By Evan Falchuk
Do doctors really listen to their patients? A provocative new book, When Doctors Don’t Listen, says it’s all too easy for doctors to rush through the decision-making process – causing misdiagnosis and needless suffering.
It doesn’t have to be this way.
One of the best doctor-bloggers out there, Davis Liu, observed that while patients have to be engaged in the process of helping get the right diagnosis, it is doctors
who will need to take responsibility of getting the right patient history, have the ability to decide when someone does and does not fit the clinical protocol, and when the medical culture hierarchy is too stifling and too rigid to allow dissention (like a resident physician questioning an attending, a nurse to doctor about the right course of action) to allow the better decision to surface, that will also make the difference.
This isn’t easy, but too many of the policy decisions in recent decades have made this process harder – and we’re starting to see the results. Today, one in four patients misdiagnosed, and research shows the biggest driver of misdiagnosis are mistakes in thinking to which doctors, like the rest of us, are very susceptible.
Researchers call them “cognitive biases,” a well-defined set of ways the human mind plays tricks on you. They’re worse when you make a person decide something fast. As in: quick, what weighs more, a pound of feathers, or a pound of rocks? An easy question, sure, but it’s also easy to get wrong if you don’t stop to think for a second. Doctors deal with far, far more complicated questions, often without nearly enough time to stop and think. Education, training, and experience help, but doctors are all human, after all.
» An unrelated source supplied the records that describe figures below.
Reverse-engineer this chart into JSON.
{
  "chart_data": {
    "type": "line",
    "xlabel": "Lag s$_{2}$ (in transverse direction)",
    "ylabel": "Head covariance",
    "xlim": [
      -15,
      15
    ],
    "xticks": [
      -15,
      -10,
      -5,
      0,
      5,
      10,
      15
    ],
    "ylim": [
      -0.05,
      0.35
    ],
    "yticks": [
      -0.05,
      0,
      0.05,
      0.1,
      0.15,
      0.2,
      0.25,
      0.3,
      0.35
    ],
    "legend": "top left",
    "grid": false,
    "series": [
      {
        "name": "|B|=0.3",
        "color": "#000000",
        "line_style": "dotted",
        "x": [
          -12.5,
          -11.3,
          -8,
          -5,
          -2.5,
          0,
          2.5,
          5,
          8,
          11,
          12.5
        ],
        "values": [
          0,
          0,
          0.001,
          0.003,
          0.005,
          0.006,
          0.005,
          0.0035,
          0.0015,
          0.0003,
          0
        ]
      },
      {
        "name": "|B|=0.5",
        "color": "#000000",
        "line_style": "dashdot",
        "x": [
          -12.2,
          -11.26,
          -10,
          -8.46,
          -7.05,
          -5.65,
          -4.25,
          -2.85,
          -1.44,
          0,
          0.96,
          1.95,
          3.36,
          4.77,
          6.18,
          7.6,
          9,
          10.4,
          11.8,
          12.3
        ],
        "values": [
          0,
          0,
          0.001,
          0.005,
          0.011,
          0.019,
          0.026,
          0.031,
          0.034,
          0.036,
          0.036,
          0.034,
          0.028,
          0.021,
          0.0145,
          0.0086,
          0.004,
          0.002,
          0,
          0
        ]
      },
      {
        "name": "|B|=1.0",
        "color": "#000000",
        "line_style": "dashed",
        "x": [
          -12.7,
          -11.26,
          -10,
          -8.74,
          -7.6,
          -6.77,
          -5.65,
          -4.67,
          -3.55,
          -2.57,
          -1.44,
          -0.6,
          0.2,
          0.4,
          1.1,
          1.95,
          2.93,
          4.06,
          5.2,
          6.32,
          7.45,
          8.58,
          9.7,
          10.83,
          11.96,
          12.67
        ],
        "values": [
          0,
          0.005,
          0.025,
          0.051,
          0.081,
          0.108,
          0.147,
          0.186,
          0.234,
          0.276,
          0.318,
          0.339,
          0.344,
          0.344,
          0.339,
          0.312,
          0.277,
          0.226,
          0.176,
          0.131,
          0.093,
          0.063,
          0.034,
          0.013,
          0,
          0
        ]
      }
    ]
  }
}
Dr. Robert Centor – a highly experienced, trained doctor who teaches and writes about this problem still ran into it himself with a patient of his:
So I share an important lesson. When you think you have found the answer, ask yourself whether there are other alternatives. We did not close down our search. The alternative diagnosis fits some of the data well, but there are a few confusing clues. I think in retrospect that I did not give enough weight to one symptom that fits the new diagnosis significantly better than the first “aha” moment.
This is a treatable disease and we can expect the patient to do well. As I said in my first post, persistence trumps brilliance. We were not so brilliant as we were stubborn and persistent.